Kanada ist schon lange ein beliebtes Ziel für Zuwanderer aus aller Welt. Hochrangige Mitglieder der britischen Königsfamilie befanden sich jedoch bislang nicht unter den Auswanderern. Wie genau ein möglicher Umzug von Prinz Harry (35) und seiner Frau Herzogin Meghan (38) nach dem sogenannten „Megxit“ vonstattengehen soll, muss deshalb erst noch geklärt werden, wie der kanadische Premierminister Justin Trudeau (48) am Montag mitteilte. Es gäbe durchaus Diskussionsbedarf.
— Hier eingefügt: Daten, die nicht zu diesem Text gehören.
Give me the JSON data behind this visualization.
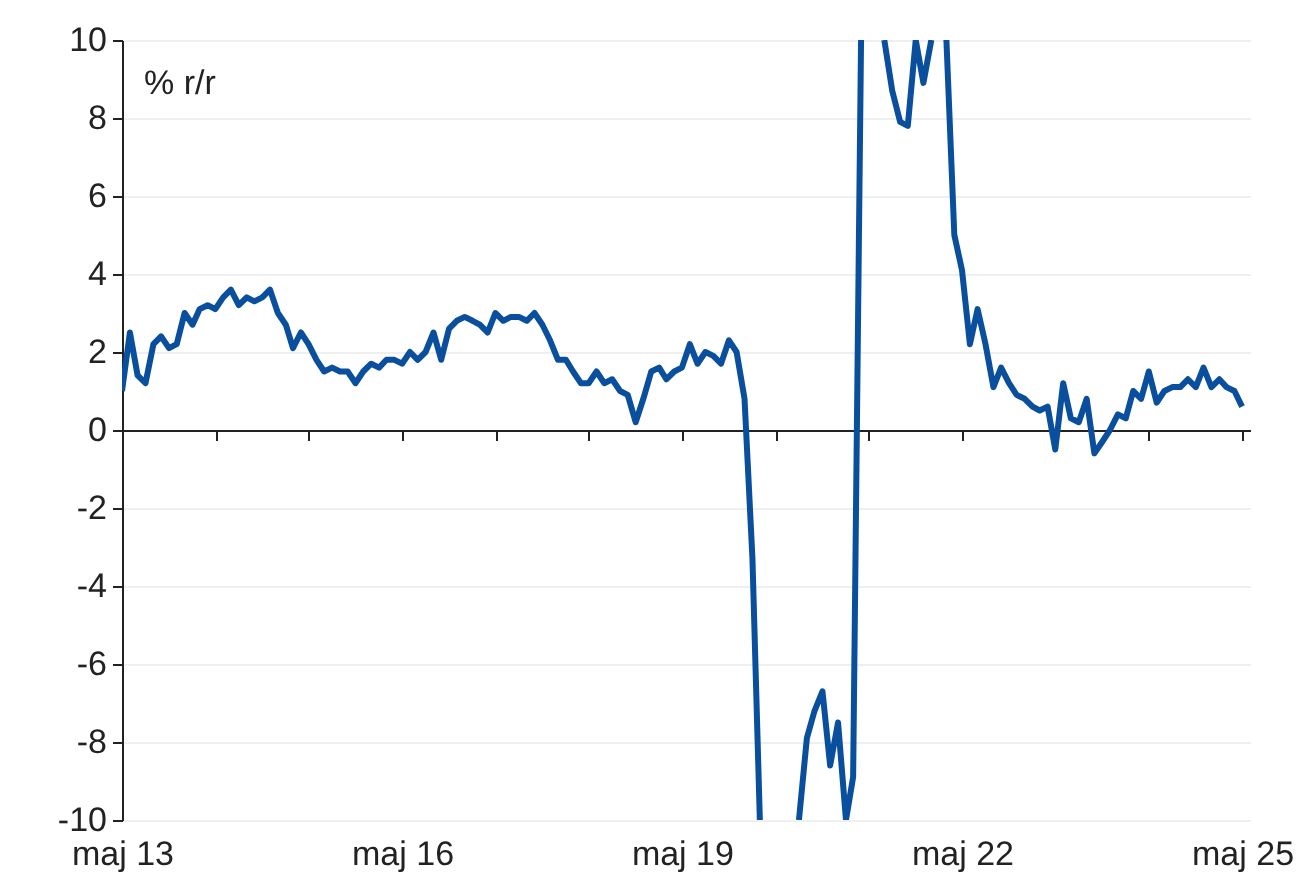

„Ich denke, die meisten Kanadier unterstützen den Wunsch der beiden“, sagte das Staatsoberhaupt dem kanadischen TV-Sender Global News. Über die Kosten des Umzugs müsse man jedoch sprechen. Vor allem eine Frage steht dabei im Raum: Wer soll für die Sicherheitsmassnahmen aufkommen? Etwa der kanadische Steuerzahler?

Wer soll das bezahlen?

Wie die „Daily Mail“ berichtet, bezieht das Paar bislang rund fünf Prozent seiner Einkünfte aus Steuergeldern. Bis dato sei die kanadische Regierung jedenfalls nicht in die Gespräche involviert worden, sagte Trudeau. Als Mitglied des Commonwealth trägt Kanada eine gewisse Verantwortung gegenüber der königlichen Familie von Grossbritannien. Dieser wolle man gerne nachkommen, versicherte der Premier, jedoch müsse das Haus Windsor zunächst entscheiden, in welcher Form Harry und Meghan ihren Aufgaben als Mitglieder des Palastes weiterhin nachkommen wollen.